Más que un encuentro profesional se ha producido el choque de dos mundos, una revelación tan oscura como la piel de sus clientes para David. Hay algo en su interior que lo distingue de los suyos y lo acerca a los originales. El misterio no se traduce a la razón, aparece en los sueños como un mensaje incomprensible pero desequilibrante, las seguridades del abogado tambalean, sus clientes se aproximan, no solo físicamente, le reclaman, le piden explicaciones que no están a su alcance; el agua desborda la bañera e inunda su casa, Charlie, un chamán aborigen, comienza a rondarla. En Australia también existe la portación de rostro, la negrura del chamán, su presencia inmóvil y amenazante, aterran a Annie.
David ha nacido en Sudamérica, es hijo adoptivo de un pastor protestante, ya viudo de su madre. David lo interroga: “¿Por qué no me dijiste que había misterios?”. Lo ha descubierto por sí mismo, la religiosidad evangélica es, si cabe, positivista, no admite el misterio, a diferencia de la católica. Pese a ello su padre le revela que desde muy chico tuvo sueños extraños, premonitorios de la muerte de su madre.

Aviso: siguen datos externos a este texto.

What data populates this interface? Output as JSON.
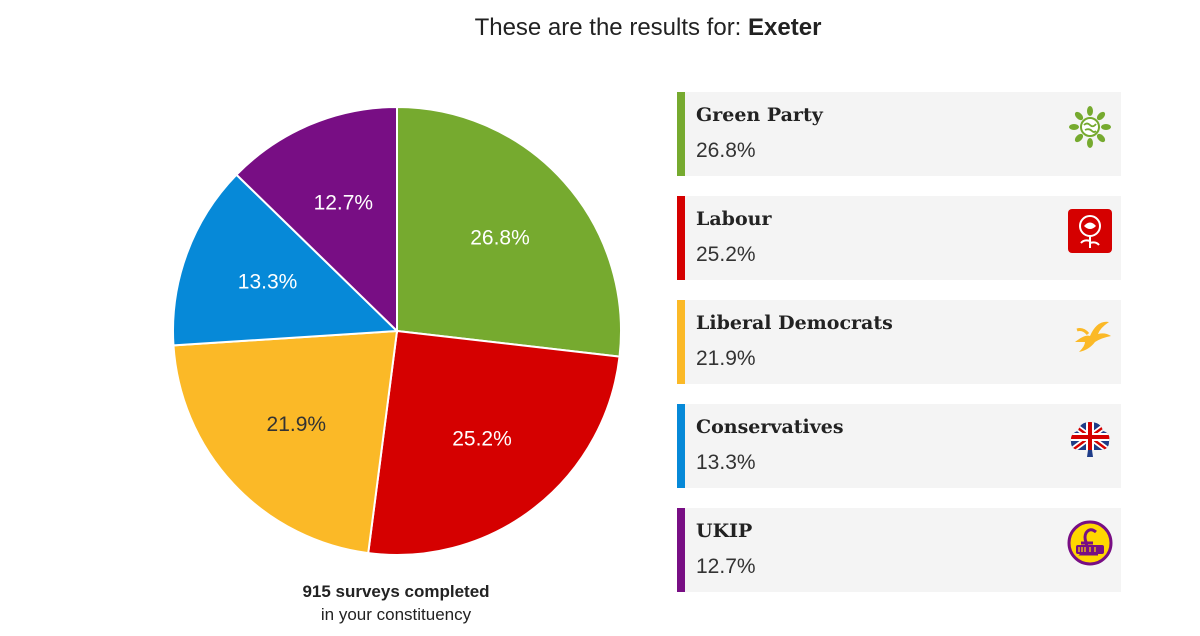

Este hombre sin certezas está preparado ya para asumir el nuevo rol que la cultura de esa tierra, de pronto extraña para él, le ha preparado. Es un Mulkurul, un dotado, capaz de conectarse con otras realidades a través del sueño y la adivinación. Los aborígenes lo saben y le reclaman que les devele el misterio del apocalipsis que se avecina.
La ola del final, la última, a la que se enfrenta después de haberlo hecho también con el chamán Charlie, luego de abandonar sus últimos lazos con su pasado seguro, es la respuesta. Una parte del misterio que no será develado. Como en “Picnic en Hanging Rock” los espectadores quedamos afuera de la revelación, el misterio no se resuelve, apenas se intuye porque esa es su esencia. Pero ahora sabemos que hay otros mundos y están en este. Sabemos que el sueño de la razón imperial ha engendrado monstruos de apariencia amables, que destruyó civilizaciones y ahora, en su pasión autofágica, se está devorando a sí mismo y a lo que queda del mundo. Weir parecía saberlo en 1978, antes de Hollywood, en donde hizo un equilibrio glorioso entre su furibunda enemistad con su cultura sajona de origen, y su trabajo en el corazón de los sueños que ella fabrica. Sus propios sueños estaban alimentados por la lectura temprana y fervorosa de la obra de Carl Jung, un occidental que siguió un camino distinto, como el de David Burton. Los sueños de Weir, alimentados por Jung y por su pasión antiimperialista (británica), también son políticos. “Todo ensueño es una profecía, toda broma una cosa sería en la matriz del tiempo”, frase que podría pertenecer a Jung o a Peter Weir, pero que fue escrita por Bernard Shaw, otro irlandés enfrentado a su manera al imperio de la pesadilla.
La última ola (The Last Wave, Australia, 1977). Dirección: Peter Weir. Guion: Peter Weir, Tony Morphett, Petru Popescu. Fotografía: Russell Boyd, Ron Taylor. Música: Charles Wain. Reparto: Richard Chamberlain , Olivia Hamnett, David Gulpilil, Frederick Parslow, Greg Rowe, Vivean Gray, Peter Carroll, Hedley Cullen. Duración: 106 minutos.